Fred L. Drake Fred L. Drake, Jr." <fdrake@acm.org
Tue, 29 Jun 1999 15:44:32 -0400 (EDT)


--d503sbm0jq
Content-Type: text/plain; charset=us-ascii
Content-Description: message body text
Content-Transfer-Encoding: 7bit


Tim Peters writes:
 > Oh, you people are so charmingly naive <wink>.  There are at least a dozen
 > algorithms *called* "Soundex" out there, and unless you're eager to dig into

Tim,
  Some of us strive very hard to reach our nirvana of naivte!  ;-)  It 
wasn't that long ago that I added the reference to Knuth to the
documentation that I forgot forging through his history of the
approach taken.

 > 1) Soundex certainly doesn't deserve to be a std C module!  It makes an OK
 > demo of a Python extension, though.

  When I spoke with Guido about soundex, maybe a year ago, and what we 
should do about it, his comment wasn't that different from yours.
Having a Python implementation made sense to support JPython, so I
cooked one up.  Once that was done, Guido prompty rejected it because
he didn't want to add new code (I think he was close to a release at
the time), even though I strove to make it match the existing module
in both results and interface.

 > 2) If Skip promises to take it over, I'll attach a Python implementation of
 > Knuth's version of Soundex.  This isn't the same algorithm as the current

  And I'll attach my version as well, since it's compatible with the
existing module.


  -Fred

--
Fred L. Drake, Jr.	     <fdrake@acm.org>
Corporation for National Research Initiatives


--d503sbm0jq
Content-Type: text/x-python
Content-Description: soundex module in Python
Content-Disposition: inline;
	filename="soundex2.py"
Content-Transfer-Encoding: 7bit

"""The soundex algorithm takes an English word, and returns an
easily-computed hash of it; this hash is intended to be the same for
words that sound alike.  This module provides an interface to the
soundex algorithm.

Note that the soundex algorithm is quite simple-minded, and isn't
perfect by any measure.  Its main purpose is to help looking up names
in databases, when the name may be misspelled -- soundex hashes common
misspellings together.
"""

import string


def get_soundex(string):
    """Return the soundex hash value for a word; it will always be a
    6-character string.  `string' must contain the word to be hashed,
    with no leading whitespace; the case of the word is ignored.  (Note
    that the original algorithm produces a 4-character result.)"""

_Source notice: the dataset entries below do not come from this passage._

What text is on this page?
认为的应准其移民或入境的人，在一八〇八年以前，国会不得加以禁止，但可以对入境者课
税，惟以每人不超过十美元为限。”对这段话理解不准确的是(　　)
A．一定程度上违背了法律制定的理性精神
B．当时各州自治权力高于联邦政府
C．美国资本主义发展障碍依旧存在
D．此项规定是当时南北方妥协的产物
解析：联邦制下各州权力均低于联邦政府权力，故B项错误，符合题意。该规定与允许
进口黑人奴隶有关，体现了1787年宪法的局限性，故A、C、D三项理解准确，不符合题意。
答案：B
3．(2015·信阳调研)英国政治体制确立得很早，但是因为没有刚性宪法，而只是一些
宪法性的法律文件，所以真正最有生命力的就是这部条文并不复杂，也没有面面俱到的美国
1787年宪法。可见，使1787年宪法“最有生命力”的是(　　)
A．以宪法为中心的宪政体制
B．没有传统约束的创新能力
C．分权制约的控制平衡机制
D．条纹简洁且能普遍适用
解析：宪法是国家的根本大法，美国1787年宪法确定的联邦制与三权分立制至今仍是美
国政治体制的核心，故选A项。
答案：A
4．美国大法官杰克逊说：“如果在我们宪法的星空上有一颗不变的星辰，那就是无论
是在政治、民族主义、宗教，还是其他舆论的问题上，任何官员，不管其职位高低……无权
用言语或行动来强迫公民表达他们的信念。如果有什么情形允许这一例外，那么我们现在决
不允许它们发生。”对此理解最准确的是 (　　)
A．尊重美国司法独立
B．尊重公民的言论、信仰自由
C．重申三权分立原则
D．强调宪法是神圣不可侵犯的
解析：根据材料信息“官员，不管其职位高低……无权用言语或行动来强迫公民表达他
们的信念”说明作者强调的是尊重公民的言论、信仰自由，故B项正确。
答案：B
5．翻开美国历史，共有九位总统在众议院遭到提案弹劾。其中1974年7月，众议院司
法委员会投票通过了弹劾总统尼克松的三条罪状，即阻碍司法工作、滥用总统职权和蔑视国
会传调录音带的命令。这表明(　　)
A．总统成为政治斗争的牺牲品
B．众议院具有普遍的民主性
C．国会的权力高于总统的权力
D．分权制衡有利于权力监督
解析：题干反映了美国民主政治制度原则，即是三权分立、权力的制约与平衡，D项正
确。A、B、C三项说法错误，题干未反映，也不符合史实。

    s = string.upper(string)
    if not s:
        return '000000'
    r = s[0]
    s = s[1:]
    while len(r) < 6 and s:
        c = s[0]
        s = s[1:]
        if c in "WHAIOUY":
            pass
        elif c in "BFPV":
            if r[-1] != '1':
                r = r + '1'
        elif c in "CGJKQSXZ":
            if r[-1] != '2':
                r = r + '2'
        elif c in "DT":
            if r[-1] != '3':
                r = r + '3'
        elif c == "L":
            if r[-1] != '4':
                r = r + '4'
        elif c in "MN":
            if r[-1] != '5':
                r = r + '5'
        elif c == "R":
            if r[-1] != '6':
                r = r + '6'
    return r + '0' * (6 - len(r))


def sound_similar(s1, s2):
    """Returns true if both arguments have the same soundex code."""
    return get_soundex(s1) == get_soundex(s2)

--d503sbm0jq--